5. Savaşa karşı çıkan Alman ve Fransız işçilerinin birliğini sürekli vurgulamak. (Marx-Engels, Werke, Cilt-33, 43)
Somut sınıf ilişkilerinin analizi temelinde, devrimci işçi sınıfı politikasının, ulusal çıkarları gözeten fakat enternasyonalist tutumdan zerre kadar sapmayan ilkesel tutuma bağlı kalarak nasıl izlenebileceğini gösterdiler. Marx boy vermekte olan şovenizmi de gözeterek, özellikle önerilerin üçüncüsü üzerinde durulması gerektiğini vurguladı.
Marx, “Ulusal antagonizmaların yeniden ortaya çıkmasına ve mevcut tüm diplomasiye karşı gerçek direniş gücünün sadece işçi sınıfında olduğu inancındayım” diyordu. (Marx’tan Eugen Oswald’a, 26 Temmuz 1870)
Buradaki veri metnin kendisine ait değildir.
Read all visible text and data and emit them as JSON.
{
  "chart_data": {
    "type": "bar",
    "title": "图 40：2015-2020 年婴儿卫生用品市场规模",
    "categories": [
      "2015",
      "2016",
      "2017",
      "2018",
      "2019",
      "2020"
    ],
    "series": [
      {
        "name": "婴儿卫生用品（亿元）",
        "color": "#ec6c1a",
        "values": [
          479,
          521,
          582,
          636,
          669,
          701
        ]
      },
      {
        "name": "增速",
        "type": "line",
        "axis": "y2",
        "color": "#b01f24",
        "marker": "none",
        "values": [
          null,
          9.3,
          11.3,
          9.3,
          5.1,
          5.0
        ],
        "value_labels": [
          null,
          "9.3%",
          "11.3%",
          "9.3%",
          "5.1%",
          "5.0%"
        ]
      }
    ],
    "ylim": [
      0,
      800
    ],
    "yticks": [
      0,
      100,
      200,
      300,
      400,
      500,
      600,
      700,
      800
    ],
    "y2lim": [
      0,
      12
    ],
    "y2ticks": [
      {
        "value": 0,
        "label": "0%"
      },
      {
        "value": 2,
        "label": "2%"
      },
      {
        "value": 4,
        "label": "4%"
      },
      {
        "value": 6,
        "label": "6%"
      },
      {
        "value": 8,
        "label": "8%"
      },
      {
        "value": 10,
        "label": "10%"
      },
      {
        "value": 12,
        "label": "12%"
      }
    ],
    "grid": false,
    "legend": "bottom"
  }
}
Prusya militarizminin yayılmacı hevesleri
Prusya-Almanya’nın Sedan’daki zaferi, III. Napolyon’un esir edilmesi ve Fransa’da cumhuriyetin ilanıyla, savaş yeni bir döneme girmiş bulunuyordu. Fransa Almanya’nın birliği önünde engel olmaktan çıkmıştı, fakat egemen gerici güçler, junkerler Fransa’yı talan edip işgal etmek için savaşı sürdürme kararındaydılar.
“Prusyalılar nasıl yenilir” başlıklı değerlendirmesinde (Cilt.17, s.105) Engels, savaşın, başlangıçta Almanya’nın kendisini Fransız şovenizmine karşı savunması anlamını taşırken, yavaş ama emin adımlarla bir yeni Alman şovenizminin savaşına dönüştüğünü söyler. Alman gericiliği bu süreçte barış görüşmelerini reddeder ve Alsas-Loren üzerindeki hakimiyetini güvence altına almak için yeni ilan edilen Fransız Cumhuriyeti’ne karşı savaşı sürdürür.
İşçi önderleri şovenizme boyun eğmiyor
Daha öce Marx ve Engels’in uyarıları doğrultusunda, Prusya militarizminin ilhak/işgal yönelimine karşı açık bir enternasyonal tutum almak, işçi hareketinin en temel göreviydi. Bu tutum uluslararası sınıf hareketi için de büyük önem taşıyordu.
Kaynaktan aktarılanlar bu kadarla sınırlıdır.